Dinner rolls on, foods are cooked, conversation is made. Nancy’s friends head home after dinner, since they stayed out as late as we did and need the rest. C, Nancy & I then start making plans to explore more of the area nightlife.
First stop is Bliss, a Dutch owned bar with good beer and a darts board that is uncomfortably close to the front door … one drunken toss and some unsuspecting patron is off to the hospital. C knows the owner, becoming friends after fixing his laptop while at the bar one day. The owner’s going back home, so tonight is a going away party of sorts … and it’s packed. Between the crowd and the potential of intoxicated impalement via dart, we quickly decide another establishment is in order.
That establishment turns out to be Mint, a higher end club at the base of Taipei 101. We’re in the land of cover charges and posh seating, watching the club’s resident dancers move on and off the floor as we hide in a quiet corner for drinks & conversation. C, Nancy and I chat about everything from her work in the fashion world to my personal philosophy on martial arts. After parting ways at the Grand Hyatt’s lobby (a good place to catch a cab anytime of the night), it looks like I’ll turn in at a respectable 1:30am …

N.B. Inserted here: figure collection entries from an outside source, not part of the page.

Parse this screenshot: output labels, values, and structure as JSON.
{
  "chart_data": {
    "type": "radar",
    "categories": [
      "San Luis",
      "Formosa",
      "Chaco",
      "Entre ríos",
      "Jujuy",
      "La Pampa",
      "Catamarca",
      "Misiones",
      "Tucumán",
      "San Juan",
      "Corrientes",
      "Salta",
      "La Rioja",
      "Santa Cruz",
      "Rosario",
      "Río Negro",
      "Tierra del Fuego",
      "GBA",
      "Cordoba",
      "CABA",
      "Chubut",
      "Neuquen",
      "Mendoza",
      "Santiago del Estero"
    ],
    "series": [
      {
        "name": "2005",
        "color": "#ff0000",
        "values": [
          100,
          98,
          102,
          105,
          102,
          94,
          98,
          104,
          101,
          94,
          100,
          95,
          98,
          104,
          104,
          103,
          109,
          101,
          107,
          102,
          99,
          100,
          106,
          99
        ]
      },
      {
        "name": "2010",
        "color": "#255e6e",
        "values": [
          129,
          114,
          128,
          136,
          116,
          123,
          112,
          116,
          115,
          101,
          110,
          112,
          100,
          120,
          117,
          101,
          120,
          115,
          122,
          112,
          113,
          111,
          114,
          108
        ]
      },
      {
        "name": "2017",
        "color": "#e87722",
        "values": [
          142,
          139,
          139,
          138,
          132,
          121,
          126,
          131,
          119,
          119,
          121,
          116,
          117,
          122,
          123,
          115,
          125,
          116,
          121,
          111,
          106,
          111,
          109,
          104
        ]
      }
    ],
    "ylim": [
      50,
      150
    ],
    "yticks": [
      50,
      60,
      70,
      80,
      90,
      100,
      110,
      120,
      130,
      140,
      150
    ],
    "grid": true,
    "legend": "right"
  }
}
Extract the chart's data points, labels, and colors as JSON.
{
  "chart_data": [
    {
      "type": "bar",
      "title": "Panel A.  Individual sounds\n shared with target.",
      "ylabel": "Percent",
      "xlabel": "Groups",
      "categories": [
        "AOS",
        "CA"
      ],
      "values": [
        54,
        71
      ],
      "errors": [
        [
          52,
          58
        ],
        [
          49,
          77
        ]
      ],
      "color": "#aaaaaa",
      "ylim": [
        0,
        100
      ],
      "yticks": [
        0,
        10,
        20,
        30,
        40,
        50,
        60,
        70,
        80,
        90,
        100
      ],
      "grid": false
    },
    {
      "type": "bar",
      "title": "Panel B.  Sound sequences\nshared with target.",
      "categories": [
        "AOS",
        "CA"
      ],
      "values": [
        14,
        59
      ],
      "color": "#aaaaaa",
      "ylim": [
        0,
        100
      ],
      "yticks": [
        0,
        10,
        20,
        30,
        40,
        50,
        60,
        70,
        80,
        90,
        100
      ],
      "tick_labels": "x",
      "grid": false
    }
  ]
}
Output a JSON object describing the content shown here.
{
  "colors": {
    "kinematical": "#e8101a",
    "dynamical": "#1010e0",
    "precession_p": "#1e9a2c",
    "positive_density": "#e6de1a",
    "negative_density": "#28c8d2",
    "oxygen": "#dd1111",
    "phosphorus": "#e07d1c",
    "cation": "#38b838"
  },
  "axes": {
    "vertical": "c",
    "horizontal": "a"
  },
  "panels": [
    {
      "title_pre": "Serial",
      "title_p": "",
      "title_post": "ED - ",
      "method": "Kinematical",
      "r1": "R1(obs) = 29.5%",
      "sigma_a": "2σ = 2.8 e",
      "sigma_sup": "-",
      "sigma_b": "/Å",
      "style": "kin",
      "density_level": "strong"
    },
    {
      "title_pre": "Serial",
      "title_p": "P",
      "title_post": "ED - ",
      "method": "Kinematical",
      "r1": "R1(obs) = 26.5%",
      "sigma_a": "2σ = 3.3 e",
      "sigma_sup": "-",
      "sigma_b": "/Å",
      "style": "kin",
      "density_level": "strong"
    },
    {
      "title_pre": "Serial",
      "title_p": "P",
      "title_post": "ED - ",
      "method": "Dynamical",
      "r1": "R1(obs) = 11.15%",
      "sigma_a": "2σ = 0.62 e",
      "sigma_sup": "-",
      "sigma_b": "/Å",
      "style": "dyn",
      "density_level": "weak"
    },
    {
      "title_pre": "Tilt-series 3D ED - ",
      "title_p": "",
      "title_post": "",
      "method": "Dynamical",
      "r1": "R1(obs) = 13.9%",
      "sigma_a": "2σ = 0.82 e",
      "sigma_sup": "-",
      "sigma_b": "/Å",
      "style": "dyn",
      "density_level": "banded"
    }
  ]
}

… except when C’s cell phone goes off. He’s promised a good cigar by the doorman at Carnegie’s if he gets there by 2:00am. Looks like I can stay up for a little while longer.
If I’m going to be a bit of a tourist in another country, then it’s easier for me to a be a tourist in this late-night lifestyle. If I decide to have drinks with friends on home turf, then it’s typically done at someone’s home … drinks are cheaper, all of the company in the room is a known quantity and at the end of the evening a friend sleeping on my couch is not a bad thing. In Taipei most of the people are unknown and the drinks cost a bit more, but the taxi can get me back to my hotel room in fairly short order. It’s a very “when in Rome” attitude, without any actual risk of Nero pulling out the fiddle and a Zippo.
Carnegie’s is … well, Carnegie’s … dancing, drinks, loud music and that cigar the doorman promised C upon arrival. C also knows a few people in the bar, including a local producer for Reuters news. We talk video production for a good 30 minutes, then eventually we run into Victoria. I’m not clear how C and Victoria know each other, but she’s one of the few not-so-foreign foreigners he knows here. Victoria is a Chinese translator with a pretty diverse family history. She looks like any old expat hanging out at the bar, but she seems more local than some of the locals.
Eventually the three of us head for a pre-dawn breakfast, grabbing eggs and steamed buns in a place that’s many decibels quieter than Carnegie’s. We chat about local living, religion and manage to dodge any serious discussion of the election (I’ll post my thoughts on that later). Victoria also gets to learn about my inability to remember someone’s name that I’ve just met … a point she’ll exploit in an upcoming story.
At some point we realize we’re dangerously close to watching sunrise from the restaurant, and disperse via cab to our various sleeping posts. Day two in Taipei ends with another late night, another new set of friends and another evening living in a different life.